Önemli festivallerden birisi de LGBT-İ festivali, bu festival Almanya’nın biçok şehrinde var ama Köln bu konuda birinciliği almış, nüfusa oranla en kalabalık LGBT-İ nüfusunun burada olduğu söyleniyor. İlk geldiğim yıl arkadaşlar götürmüştü, 2 gün festivali gezmiştim. İki arkadaşım da festivali gezdirmekten hem memnun hem de rahatsızdı ve sonunda ikisi de sözleşmiş gibi aynı şeyi söylemişti, "Ahmet arkadaş, yanlış anlama, biz sadece sana festivali gezdiriyoruz."
Doğduğum ülkeyi düşündüğümde ne kadar haklı olduklarını ve bu konuda neden korktuklarını gayet iyi anladım. Oysa aynı ülke Zeki Müren’i Sanat Güneşi diye bağrına basmış, Bülent Ersoy’u da evin kızı yapmış bir ülke ama iş kendine yada çocuğuna geldiğinde de düşman olmuş, kin duymuş bir ülke.
Avrupa Birliği’nde uzun zamandır üçüncü cinsiyet tartışılıyor, doktorlar ve psikologlar tarafından insanların kadın-erkek ve çeşitli olarak doğdukları (Çeşitli) kanıtlandığından değişik daha doğrusu üçüncü kimliğin verilmesi gerektiği tartışıldı. Bu hemen olacak bişey değildi, o yüzden bir geçiş dönemi yaşandı. Şimdi Almanya’da form doldurmanız gerektiğinde size 3 soru soruyorlar:
Kadın
Erkek
Çeşitli
Bütün bunlar dışında benim yazmak istediğim başka bişey, o da bütün bir şehrin (Çok büyük bir çoğunluğun) bunu hiç sorun yapmadan kabullenmesi. Hemen hemen herkes LGBT-İ bayraklarına sarınarak dolaşıyor. Bu hepsinin LGBT-İ olduğu anlamına gelmiyor ama ya komşusunun ya kardeşinin yada anne ve babasının ilk gençliğinde gizlemiş olduğu duygularını hep beraber savunuyor ve destekliyor olması.
Bu insanlığı değişik bir noktaya doğru getiriyor, Paris ve Berlin belediye başkanlarını anımsıyorum, ikisi de homoseksüeldi ve görevlerinde başarılı oldular. Bunları düşünürken Zeki Müren ve Bülent Ersoy’u bağrına basan İstanbul homoseksüel bir belediye başkanını ne kadar kabul ederdi diye düşündüm.
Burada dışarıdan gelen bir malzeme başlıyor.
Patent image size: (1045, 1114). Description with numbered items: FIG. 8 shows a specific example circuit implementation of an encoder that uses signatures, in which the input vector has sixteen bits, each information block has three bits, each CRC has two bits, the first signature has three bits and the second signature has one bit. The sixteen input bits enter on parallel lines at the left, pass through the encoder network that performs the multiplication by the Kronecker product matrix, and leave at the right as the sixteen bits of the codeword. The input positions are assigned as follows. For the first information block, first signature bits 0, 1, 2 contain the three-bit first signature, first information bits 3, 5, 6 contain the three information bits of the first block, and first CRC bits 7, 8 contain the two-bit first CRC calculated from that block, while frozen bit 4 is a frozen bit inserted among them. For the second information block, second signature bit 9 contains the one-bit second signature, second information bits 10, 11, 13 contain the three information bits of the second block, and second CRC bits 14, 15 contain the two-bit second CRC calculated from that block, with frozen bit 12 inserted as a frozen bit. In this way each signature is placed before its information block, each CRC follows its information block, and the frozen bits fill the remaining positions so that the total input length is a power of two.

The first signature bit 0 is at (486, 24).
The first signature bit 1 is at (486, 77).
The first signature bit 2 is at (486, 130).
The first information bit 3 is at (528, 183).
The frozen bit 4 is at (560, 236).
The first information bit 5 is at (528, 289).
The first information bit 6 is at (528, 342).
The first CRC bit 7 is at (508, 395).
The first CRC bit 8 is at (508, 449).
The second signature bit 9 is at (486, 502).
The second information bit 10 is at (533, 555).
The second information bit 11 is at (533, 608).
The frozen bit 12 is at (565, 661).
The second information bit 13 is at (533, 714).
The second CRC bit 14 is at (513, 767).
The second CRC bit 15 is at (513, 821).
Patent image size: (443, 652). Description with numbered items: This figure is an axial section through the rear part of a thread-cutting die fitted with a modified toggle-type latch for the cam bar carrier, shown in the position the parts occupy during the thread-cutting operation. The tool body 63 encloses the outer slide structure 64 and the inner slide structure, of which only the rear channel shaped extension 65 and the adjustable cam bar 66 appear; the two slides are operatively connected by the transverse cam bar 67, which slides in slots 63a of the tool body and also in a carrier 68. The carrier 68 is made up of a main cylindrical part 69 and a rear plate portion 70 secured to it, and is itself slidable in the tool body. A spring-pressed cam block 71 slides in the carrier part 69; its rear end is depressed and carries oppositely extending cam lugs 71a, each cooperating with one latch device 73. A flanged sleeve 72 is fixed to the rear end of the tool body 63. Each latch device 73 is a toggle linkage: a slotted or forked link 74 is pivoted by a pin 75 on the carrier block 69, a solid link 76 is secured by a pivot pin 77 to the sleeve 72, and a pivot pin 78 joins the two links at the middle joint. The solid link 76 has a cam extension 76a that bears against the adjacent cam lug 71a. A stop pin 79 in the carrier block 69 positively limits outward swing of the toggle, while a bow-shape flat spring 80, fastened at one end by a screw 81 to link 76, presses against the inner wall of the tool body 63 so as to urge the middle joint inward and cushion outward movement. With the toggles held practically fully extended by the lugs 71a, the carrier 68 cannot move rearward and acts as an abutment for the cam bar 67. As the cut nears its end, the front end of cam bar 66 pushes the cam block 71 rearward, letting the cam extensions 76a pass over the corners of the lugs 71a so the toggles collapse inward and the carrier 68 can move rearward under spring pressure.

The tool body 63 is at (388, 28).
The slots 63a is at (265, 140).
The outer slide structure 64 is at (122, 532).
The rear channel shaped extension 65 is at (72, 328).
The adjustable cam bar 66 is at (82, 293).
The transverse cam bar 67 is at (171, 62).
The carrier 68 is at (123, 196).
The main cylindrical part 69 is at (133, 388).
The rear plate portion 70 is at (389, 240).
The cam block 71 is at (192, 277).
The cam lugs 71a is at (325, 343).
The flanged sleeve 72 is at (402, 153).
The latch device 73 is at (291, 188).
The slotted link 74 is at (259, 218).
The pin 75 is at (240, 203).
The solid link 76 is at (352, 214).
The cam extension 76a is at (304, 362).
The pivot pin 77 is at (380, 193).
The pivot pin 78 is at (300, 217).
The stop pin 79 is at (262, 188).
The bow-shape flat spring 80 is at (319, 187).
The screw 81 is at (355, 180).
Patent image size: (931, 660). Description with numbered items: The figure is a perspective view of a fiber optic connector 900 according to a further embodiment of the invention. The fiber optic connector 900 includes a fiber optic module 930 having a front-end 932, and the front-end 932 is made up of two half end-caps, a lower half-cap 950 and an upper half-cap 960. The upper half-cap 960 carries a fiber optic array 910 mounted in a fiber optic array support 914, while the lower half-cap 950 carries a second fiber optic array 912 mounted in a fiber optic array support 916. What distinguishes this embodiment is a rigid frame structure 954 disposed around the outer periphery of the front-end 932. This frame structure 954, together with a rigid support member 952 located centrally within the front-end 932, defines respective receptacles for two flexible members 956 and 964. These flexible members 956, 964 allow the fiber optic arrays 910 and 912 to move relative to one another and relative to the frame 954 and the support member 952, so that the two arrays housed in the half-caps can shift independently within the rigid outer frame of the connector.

Bizde hâlâ homoseksüellik olarak düşünülürken dünyada tıp bu işin hastalık olmadığını çözmüş durumda ve o insanlara kimlik veriyor, yaşamın heryerinde birey olarak var oluyorlar.
Bu kadar seçim, darbe ve siyaset yazısından sonra neden bu yazıyı yazdığımı sorarsanız, doğma büyüme bir İstanbullu olarak, çeşitli grubundan birisi belediye başkanı olsaydı bu kadar bina yığınına dönüşür müydü İstanbul diye düşündüm de, 25 yıldan daha iyi yönetirdi sanki.